Researchers at Zscaler have recently reported a malicious Android app that spoofed the legit app named BatteryBot Pro. The spoofed app contained the package name “com.polaris.BatteryIndicatorPro”. As soon as Google became aware of the malicious intent, the company removed the app from the Play Store.
Brief Summary of the Malicious App
The app requested inordinate permissions from the user in an attempt to fully control the Android device. The goal of the criminals behind this scam was to gather enough devices as it would have generated them profit from click fraud, premium SMS fraud and ad fraud. But their abusive intents didn’t end with this as they tried to provide downloading and installing other malicious Android packages called APKs.
Real vs. Malicious BatteryBot Pro App
The spoofed app BatteryBot Pro comes in a free and Pro version and is a well-known battery indicator app for Android devices. The legitimate app has been downloaded more than 500,000 times, according to Google Play statistics.
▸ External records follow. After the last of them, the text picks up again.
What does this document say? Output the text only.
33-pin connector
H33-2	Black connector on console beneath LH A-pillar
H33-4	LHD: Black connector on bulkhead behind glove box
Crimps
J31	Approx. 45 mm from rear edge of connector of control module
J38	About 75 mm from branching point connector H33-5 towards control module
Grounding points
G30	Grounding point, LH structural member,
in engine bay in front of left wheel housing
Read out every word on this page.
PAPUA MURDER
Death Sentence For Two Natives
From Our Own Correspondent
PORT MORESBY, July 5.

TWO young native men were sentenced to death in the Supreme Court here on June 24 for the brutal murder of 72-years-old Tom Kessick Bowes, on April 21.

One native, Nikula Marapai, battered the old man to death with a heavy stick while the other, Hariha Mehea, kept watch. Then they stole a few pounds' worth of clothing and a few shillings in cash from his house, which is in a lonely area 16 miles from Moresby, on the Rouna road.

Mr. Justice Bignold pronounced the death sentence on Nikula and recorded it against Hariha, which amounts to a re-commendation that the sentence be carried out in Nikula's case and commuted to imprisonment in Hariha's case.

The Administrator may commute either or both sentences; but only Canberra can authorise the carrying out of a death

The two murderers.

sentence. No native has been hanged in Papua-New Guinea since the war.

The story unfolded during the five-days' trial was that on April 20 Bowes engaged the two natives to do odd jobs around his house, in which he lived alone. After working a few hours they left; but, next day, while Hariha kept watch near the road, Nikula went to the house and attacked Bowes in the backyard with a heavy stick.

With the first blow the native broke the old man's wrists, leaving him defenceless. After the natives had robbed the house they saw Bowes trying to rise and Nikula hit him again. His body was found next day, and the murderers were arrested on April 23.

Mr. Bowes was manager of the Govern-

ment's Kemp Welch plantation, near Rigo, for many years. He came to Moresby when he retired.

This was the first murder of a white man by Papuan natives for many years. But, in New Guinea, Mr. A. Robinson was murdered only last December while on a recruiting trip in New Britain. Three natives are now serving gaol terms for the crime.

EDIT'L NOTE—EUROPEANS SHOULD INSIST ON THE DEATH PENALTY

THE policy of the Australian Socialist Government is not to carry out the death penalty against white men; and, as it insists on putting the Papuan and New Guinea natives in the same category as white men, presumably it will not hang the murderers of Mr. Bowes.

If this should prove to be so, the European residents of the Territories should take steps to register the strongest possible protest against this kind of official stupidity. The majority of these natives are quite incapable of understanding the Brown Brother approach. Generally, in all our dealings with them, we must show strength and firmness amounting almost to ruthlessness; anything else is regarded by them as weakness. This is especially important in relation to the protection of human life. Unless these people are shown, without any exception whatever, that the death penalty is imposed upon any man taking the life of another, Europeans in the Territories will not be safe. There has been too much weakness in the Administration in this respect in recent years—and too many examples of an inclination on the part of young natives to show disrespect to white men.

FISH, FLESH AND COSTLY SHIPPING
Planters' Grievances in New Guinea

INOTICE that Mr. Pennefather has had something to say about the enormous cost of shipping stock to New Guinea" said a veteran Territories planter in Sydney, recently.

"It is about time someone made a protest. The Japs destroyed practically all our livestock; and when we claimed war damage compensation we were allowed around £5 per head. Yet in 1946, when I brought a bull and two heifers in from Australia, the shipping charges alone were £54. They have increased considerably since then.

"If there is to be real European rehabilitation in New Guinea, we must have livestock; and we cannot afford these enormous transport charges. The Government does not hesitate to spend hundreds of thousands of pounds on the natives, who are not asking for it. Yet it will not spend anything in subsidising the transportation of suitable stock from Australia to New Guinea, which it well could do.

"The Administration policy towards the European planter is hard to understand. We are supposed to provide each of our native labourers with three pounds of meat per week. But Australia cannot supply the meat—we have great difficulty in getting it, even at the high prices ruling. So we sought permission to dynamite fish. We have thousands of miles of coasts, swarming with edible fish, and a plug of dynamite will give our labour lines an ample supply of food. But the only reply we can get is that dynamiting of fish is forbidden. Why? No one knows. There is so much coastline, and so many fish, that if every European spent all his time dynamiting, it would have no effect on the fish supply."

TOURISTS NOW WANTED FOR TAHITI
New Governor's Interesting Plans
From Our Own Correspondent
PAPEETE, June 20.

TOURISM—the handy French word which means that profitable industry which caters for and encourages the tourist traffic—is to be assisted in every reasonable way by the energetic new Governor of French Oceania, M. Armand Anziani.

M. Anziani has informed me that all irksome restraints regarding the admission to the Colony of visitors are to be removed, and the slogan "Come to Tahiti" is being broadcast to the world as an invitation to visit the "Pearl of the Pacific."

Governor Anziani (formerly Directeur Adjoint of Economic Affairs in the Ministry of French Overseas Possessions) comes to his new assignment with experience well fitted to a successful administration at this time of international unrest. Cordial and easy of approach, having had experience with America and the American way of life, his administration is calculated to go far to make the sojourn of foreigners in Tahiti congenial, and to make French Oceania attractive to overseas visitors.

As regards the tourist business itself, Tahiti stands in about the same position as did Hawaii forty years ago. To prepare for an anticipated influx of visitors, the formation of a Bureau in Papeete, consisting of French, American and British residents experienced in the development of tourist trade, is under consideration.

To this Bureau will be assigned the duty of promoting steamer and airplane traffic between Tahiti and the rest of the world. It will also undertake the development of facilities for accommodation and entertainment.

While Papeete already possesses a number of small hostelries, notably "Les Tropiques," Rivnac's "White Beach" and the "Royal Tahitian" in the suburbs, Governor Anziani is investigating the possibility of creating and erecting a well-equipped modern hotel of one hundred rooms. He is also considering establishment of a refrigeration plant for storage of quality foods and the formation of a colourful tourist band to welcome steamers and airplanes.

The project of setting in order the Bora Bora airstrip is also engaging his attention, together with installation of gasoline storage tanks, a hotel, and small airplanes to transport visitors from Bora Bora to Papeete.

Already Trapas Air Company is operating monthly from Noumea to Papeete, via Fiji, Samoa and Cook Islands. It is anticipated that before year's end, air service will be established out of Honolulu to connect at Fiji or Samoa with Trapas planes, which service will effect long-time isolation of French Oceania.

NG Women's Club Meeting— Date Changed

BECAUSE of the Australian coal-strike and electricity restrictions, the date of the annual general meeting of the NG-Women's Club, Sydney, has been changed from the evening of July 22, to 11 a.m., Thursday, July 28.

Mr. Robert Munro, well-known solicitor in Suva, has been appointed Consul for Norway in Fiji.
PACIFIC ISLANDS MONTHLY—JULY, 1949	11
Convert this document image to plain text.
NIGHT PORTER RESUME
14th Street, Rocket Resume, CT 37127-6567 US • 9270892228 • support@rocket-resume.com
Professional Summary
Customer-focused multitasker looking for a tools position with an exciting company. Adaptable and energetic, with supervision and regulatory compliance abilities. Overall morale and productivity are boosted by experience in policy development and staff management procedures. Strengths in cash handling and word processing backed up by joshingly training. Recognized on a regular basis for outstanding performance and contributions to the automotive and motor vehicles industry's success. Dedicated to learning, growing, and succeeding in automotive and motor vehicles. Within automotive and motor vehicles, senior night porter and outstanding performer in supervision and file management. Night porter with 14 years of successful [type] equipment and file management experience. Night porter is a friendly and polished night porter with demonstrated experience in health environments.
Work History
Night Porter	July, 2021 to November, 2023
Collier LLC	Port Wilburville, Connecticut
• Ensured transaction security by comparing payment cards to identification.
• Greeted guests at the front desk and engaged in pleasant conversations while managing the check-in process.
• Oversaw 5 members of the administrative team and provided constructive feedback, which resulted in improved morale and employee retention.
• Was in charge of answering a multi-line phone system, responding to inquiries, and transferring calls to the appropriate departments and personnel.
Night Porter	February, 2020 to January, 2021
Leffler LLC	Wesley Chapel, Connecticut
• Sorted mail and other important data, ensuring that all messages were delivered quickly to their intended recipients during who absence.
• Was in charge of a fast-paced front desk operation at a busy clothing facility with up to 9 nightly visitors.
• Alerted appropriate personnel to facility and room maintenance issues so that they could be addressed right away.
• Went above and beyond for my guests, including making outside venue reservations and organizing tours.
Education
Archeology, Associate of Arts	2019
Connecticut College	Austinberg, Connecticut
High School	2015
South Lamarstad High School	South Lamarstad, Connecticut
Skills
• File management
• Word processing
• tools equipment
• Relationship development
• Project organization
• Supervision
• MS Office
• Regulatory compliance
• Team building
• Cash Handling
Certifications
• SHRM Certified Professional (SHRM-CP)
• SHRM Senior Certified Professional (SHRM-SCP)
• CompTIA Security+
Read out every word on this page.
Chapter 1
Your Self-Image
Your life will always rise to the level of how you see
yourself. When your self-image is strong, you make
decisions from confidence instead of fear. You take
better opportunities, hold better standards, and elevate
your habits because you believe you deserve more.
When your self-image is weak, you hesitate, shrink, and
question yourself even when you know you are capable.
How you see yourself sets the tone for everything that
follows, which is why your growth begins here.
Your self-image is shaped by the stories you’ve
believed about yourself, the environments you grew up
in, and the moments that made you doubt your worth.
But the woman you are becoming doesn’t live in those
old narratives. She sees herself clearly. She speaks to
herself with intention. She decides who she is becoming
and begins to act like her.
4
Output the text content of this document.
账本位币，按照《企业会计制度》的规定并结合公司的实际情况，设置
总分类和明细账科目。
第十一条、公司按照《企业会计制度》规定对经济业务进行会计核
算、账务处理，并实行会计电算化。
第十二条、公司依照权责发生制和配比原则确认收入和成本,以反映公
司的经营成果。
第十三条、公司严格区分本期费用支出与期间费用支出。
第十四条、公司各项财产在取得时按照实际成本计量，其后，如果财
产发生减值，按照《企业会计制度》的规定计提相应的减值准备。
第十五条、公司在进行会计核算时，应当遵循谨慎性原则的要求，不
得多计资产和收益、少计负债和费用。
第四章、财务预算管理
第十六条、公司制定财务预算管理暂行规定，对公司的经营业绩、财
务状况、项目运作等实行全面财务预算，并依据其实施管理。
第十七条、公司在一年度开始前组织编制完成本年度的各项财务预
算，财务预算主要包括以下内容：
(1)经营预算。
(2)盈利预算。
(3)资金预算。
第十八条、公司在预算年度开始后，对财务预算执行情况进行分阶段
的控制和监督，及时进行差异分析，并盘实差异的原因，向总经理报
According to the researcher of Zscaler, Shivang Desai the malicious app requests dozens of permissions, and many of them are benign. The ill-intentioned include permission to send SMS messages, access the Internet, get accounts, mount and unmount file systems, download without notification and process outgoing calls.
In comparison with the malicious app, the permissions that the legit app requests are rather limited. They include reading and modifying the contents of a USB storage device, permission to run at startup, disable the lock screen, control vibration and prevent the device from sleeping.
→“Upon installation of the malicious app, it demanded administrative access, which clearly portrays the motive of malware developer to obtain full control access to the victim’s device. Once the permission is granted, the fake app will provide the same functionality to the victim found in the original version of BatteryBot Pro but performs malicious activity in the background,” explained Shivang Desai in a Zscaler report.
Furthermore…
In addition to the information for the disservice of the app, Zscaler pointed out collecting specific data from a device. Information from the available memory, the IMEI number, location, language, SIM card availability, the device model is obtained. Another disservice noticed is loading various libraries in order to pursue click fraud. However, the most annoying disservice is subtle receiving a list of ads to be displayed together with the URLs for where to bring in the ads. In a short time, the device begins to download more APKs and displays pop-up ads to the user.
However, the most staggering fact discovered is that as long as the app gains admin access it can’t be removed by the user.
→“The malware silently installs an app with a package name of com.nb.superuser, which runs as a different thread and resides on the device even if the app is forcefully deleted. This acts as a service and sends requests to hard-coded URLs found in the app,” said Desai.
Thus, a pathway between the device and the attacker is introduced and new requests can be made.